He felt he had to watch his back every second. He knew, he told me, that Gregory was out to “get” him — as did his then-wife Karin, who complained bitterly to me of what she saw as the conniving of Gregory’s wife, Nikki. Nikki, Karin claimed, deliberately left her out of an antiquing trip with Kathy Fuld at the Fuld’s home in Sun Valley (Nikki Gregory never commented on this but both Jacks corroborated the story — as did others).

So today’s news that Jack allegedly handed in a fake prescription for 12 Oxycontin pills and nine Ritalin pills at a CVS in Fairfield has not shocked me or the ex-Lehmanites. Some seem to be much more interested in this news than the the other story about Lehman: that the world’s largest bankruptcy is drawing to a conclusion.

But personally I feel sorry for Jack. I left him a sympathetic message along with his ex-wife Karin who provided some of the more blood-curdling material in my book about the tough Orwellian Lehman culture. It was Karin Jack who explained that Lehman wives were expected to give birth on their own, move house on their own — and in one especially grim scenario leave a very sick child’s bedside in order to get on a helicopter to visit a new mcMansion purchased by… Joe Gregory. The senior executives’ lives were subordinated — not for the business — but to pay lipservice to a vain greedy man. In my book — and in Vanity Fair — we ran a picture of Nikki Gregory’s vast shoe closet — the size of a room — and guests to the house in Huntingdon, Long Island were actually given tours. The screen version of Too Big To Fail opens with Gregory getting out of his beloved helicopter in which he commuted to work.

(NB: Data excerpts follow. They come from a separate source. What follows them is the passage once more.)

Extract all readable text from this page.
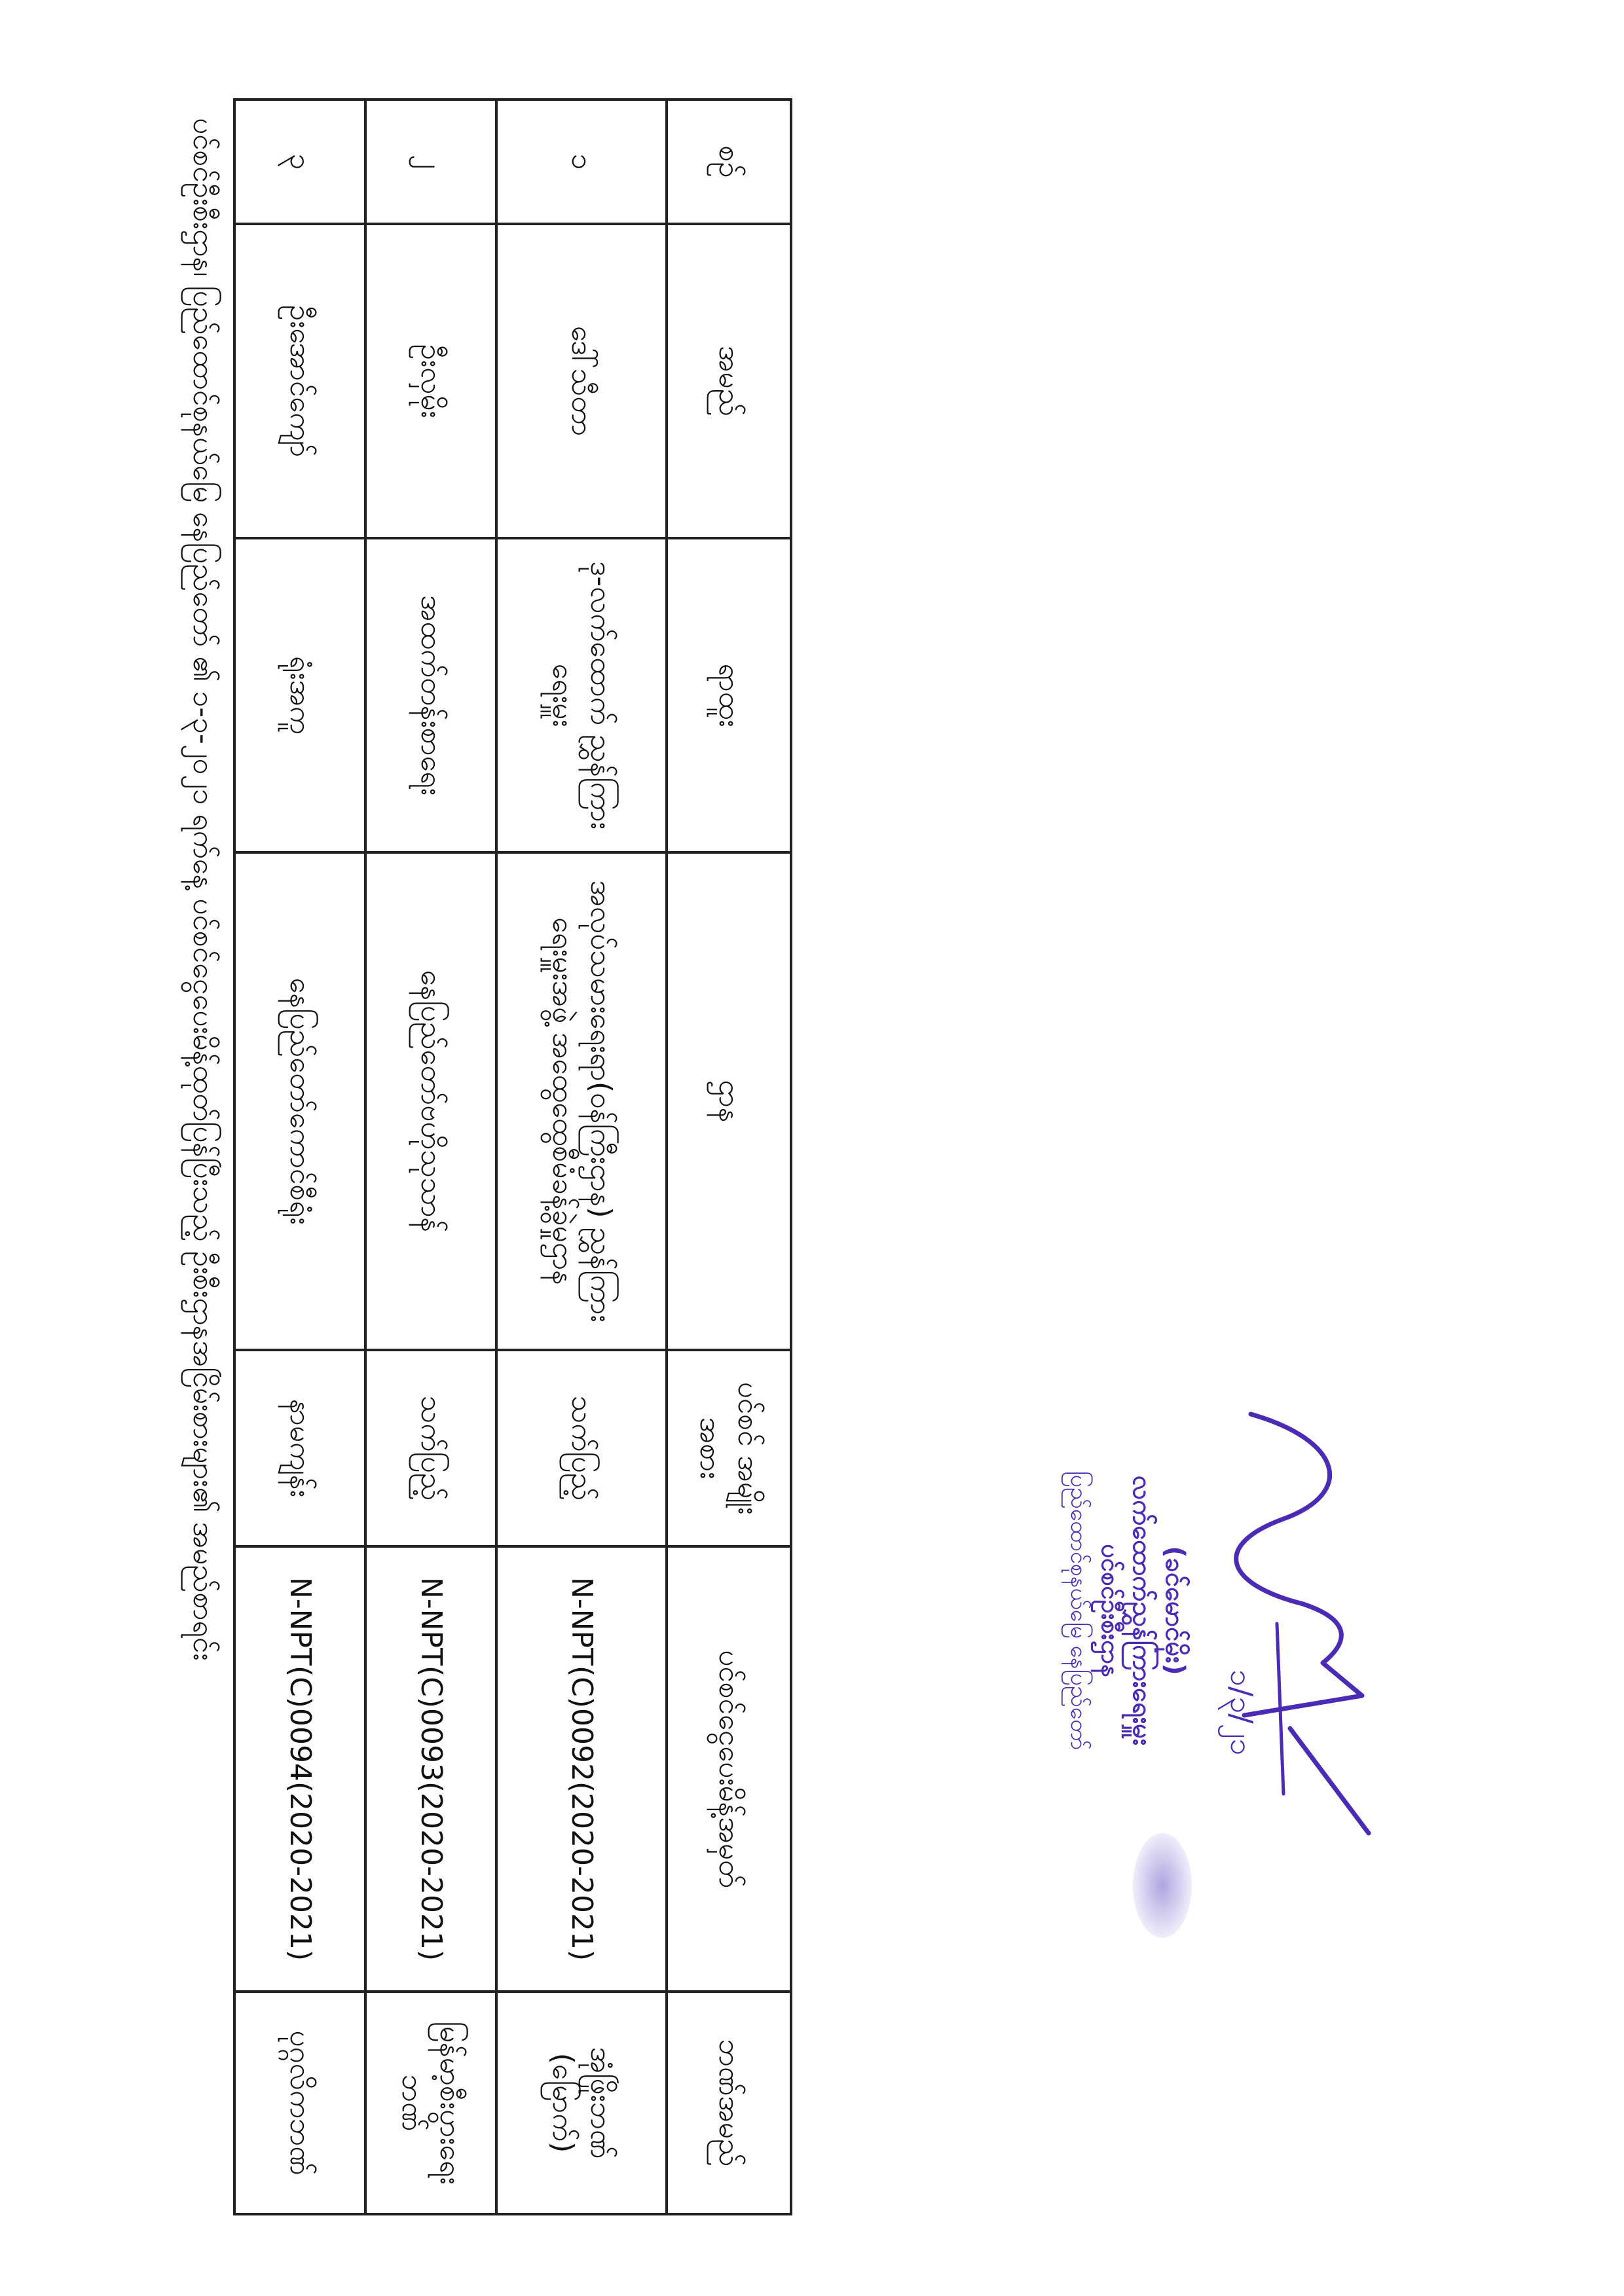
ပင်စင်ဦးစီးဌာန၊ ပြည်ထောင်စုနယ်မြေ နေပြည်တော် ၏ ၁-၃-၂၀၂၁ ရက်နေ့ ပင်စင်ငွေပေးမိန့်ထုတ်ပြန်ပြီးသည့် ဦးစီးဌာနအငြိမ်းစားများ၏ အမည်စာရင်း	စဉ်	အမည်	ရာထူး	ဌာန	ပင်စင် အမျိုးအစား	ပင်စင်ငွေပေးမိန့်အမှတ်	ဘဏ်အမည်
၁	ဒေါ်သီတာ	ဒု-လက်ထောက် ညွှန်ကြားရေးမှူး	အလုပ်သမားရေးရာ(ဝန်ကြီးဌာန) ညွှန်ကြားရေးမှူးအဖွဲ့ အထွေထွေစီမံခန့်ခွဲမှုဌာန	သက်ပြည့်	N-NPT(C)0092(2020-2021)	အုံဖြိုးဘဏ် (မြောက်)
၂	ဦးလှမိုး	အထက်တန်းစာရေး	နေပြည်တော်ဗဟိုသုသာန်	သက်ပြည့်	N-NPT(C)0093(2020-2021)	မြန်မာ့စီးပွားရေးဘဏ်
၃	ဦးအောင်ကျော်	ရုံးအကူ	နေပြည်တော်ကောင်စီရုံး	နာမကျန်း	N-NPT(C)0094(2020-2021)	ပုဂ္ဂလိကဘဏ်
၁/၃/၂၁
(ခင်မောင်မိုး)
လက်ထောက်ညွှန်ကြားရေးမှူး
ပင်စင်ဦးစီးဌာန
ပြည်ထောင်စုနယ်မြေ နေပြည်တော်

So there are two lessons here.

Had Brad Jack worked for a culture that supported rather than culled illness, maybe we would not be reading today’s headlines.

They are a brutal reminder of what a truly horrible place Lehman became, ruining the reputation of what had once been a place of dreams.

But more importantly they illustrate the importance of a firm’s culture. If Lehman’s culture had cultivated dissenting opinions, been more tolerant of illness in capable people, and less about men terrified of losing their corner suites — then they would not have fallen — and more broadly, of course, they would not have caused a worldwide catastrophe which doesn’t seem to be getting much better three years on. All Wall Street firms would be wise to think about this.